Additionally it is the one algorithm that has produced the human brain and the one algorithm that has produced biological nanomachines that move and think. No other algorithm has done such a feat. It is naive to dismiss such an algorithm as "overfitting" when the incredible results are all around you.
>These evolutionary computer systems may almost appear to demonstrate a kind of sentience as they dispense graceful solutions to complex problems.
Stanislaw Lem wrote about this in Summa Technologiae. He looked at evolution as an alternative way to acquire knowledge (alternative to intelligence). Interestingly, this implies there could be other ways too. But the point is, he postulated that both are examples of the same class of phenomena, which is a fascinating way to look at it.
(He did write about artificial evolution as well. And simulation. In 1964. That book aged extremely well and is full of interesting ideas.)
I remember thinking this was a powerful confluence of genetic algorithms and reconfigurable computing, two pretty hot topics at the time, and was sure that real applications of this were on the horizon.

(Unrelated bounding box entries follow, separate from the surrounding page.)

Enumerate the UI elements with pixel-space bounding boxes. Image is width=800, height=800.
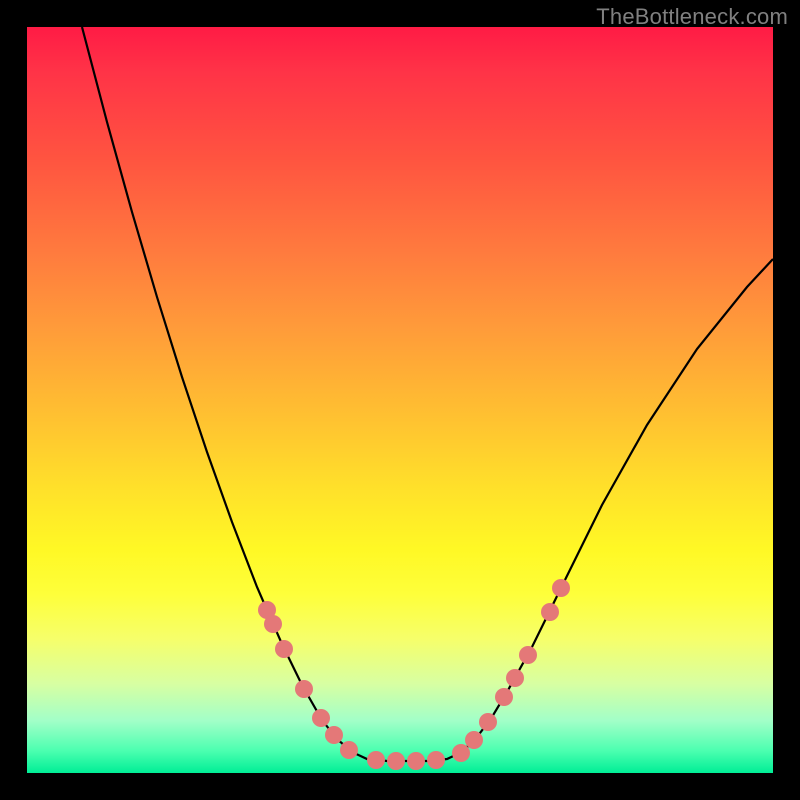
marker-dot: [495, 688, 513, 706]
marker-dot: [264, 615, 282, 633]
marker-dot: [367, 751, 385, 769]
marker-dots-group: [258, 579, 570, 770]
marker-dot: [407, 752, 425, 770]
marker-dot: [387, 752, 405, 770]
marker-dot: [275, 640, 293, 658]
marker-dot: [325, 726, 343, 744]
watermark-text: TheBottleneck.com: [596, 4, 788, 30]
marker-dot: [465, 731, 483, 749]
plot-area: [27, 27, 773, 773]
marker-dot: [295, 680, 313, 698]
chart-frame: TheBottleneck.com: [0, 0, 800, 800]
bottleneck-curve: [82, 27, 773, 761]
marker-dot: [312, 709, 330, 727]
marker-dot: [479, 713, 497, 731]
marker-dot: [541, 603, 559, 621]
marker-dot: [340, 741, 358, 759]
marker-dot: [427, 751, 445, 769]
marker-dot: [506, 669, 524, 687]
marker-dot: [552, 579, 570, 597]
marker-dot: [452, 744, 470, 762]
marker-dot: [519, 646, 537, 664]
curve-svg: [27, 27, 773, 773]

GA's seem to have been generally replaced by various facets of machine learning (although I'm hard pressed not to see GANs as Darwinian in nature) and the whole reconfigurable computing thing just seems to have dropped off the map. I sort of get the former but am curious if anyone on HN knows what happened to the latter.
For those who are interested, there is a much more thorough technical treatment of this experiment in Richard Gabriel's article "Design Beyond Human Abilities":
The subject matter of the article is amazing, but there seems to be some weirdly out-of-place sexual innuendo in the writing.
Like, what is the purpose of comparing evolutionary algorithms with forced breeding programs - or mentions of the researcher penetrating virgin fields of research?
Author of the article (sheepishly) here: In my mind at the time of writing, the innuendo was an informal experiment of sorts. I wondered whether such suggestive writing would attract or repel readers; who would applaud and who would protest; etc. If you read the other articles on the site, you'll see this one was an outlier, the other articles don't have this tone.
In retrospect I was probably just being juvenile. But then, I always shake my head when I read my old writings, so I may not be the best to assess.
Whoa! Just stealing an opportunity to thank you for writing this, both the subject matter and your style of presenting it are very compelling to me (in context that probably says a lot about my own way of thinking lol). I've shared this with many people over the years as a gentle and sensible introduction to two very cool topics. Thanks!!!
Sure, a little caked in there. But I think it drives a point. Genetics is all about sex, even through bacterial conjugation. It's ultimately the exchange of DNA, of construction patterns. Every person reading this is a product of sex. Every person everywhere at any point in time, past or future, is a product of sex. We don't like to think of it in this way, but we simply can't and don't exist without it.
Way I see the point of that clumsy alliteration is that this particular, traditionally dry, compsci approach is about simulating sex. We find vulgar distasteful, and yet forcing circuits to evolve has a parallel to that vulgarity.
It seems that evolution had not merely selected the best code for the task, it had also advocated those programs which took advantage of the electromagnetic quirks of that specific microchip environment. The five separate logic cells were clearly crucial to the chip’s operation, but they were interacting with the main circuitry through some unorthodox method— most likely via the subtle magnetic fields that are created when electrons flow through circuitry, an effect known as magnetic flux."
This is absolutely incredible. Makes you wonder how much potential the real world has compared to the simulated environment usually used to test theoretical solutions.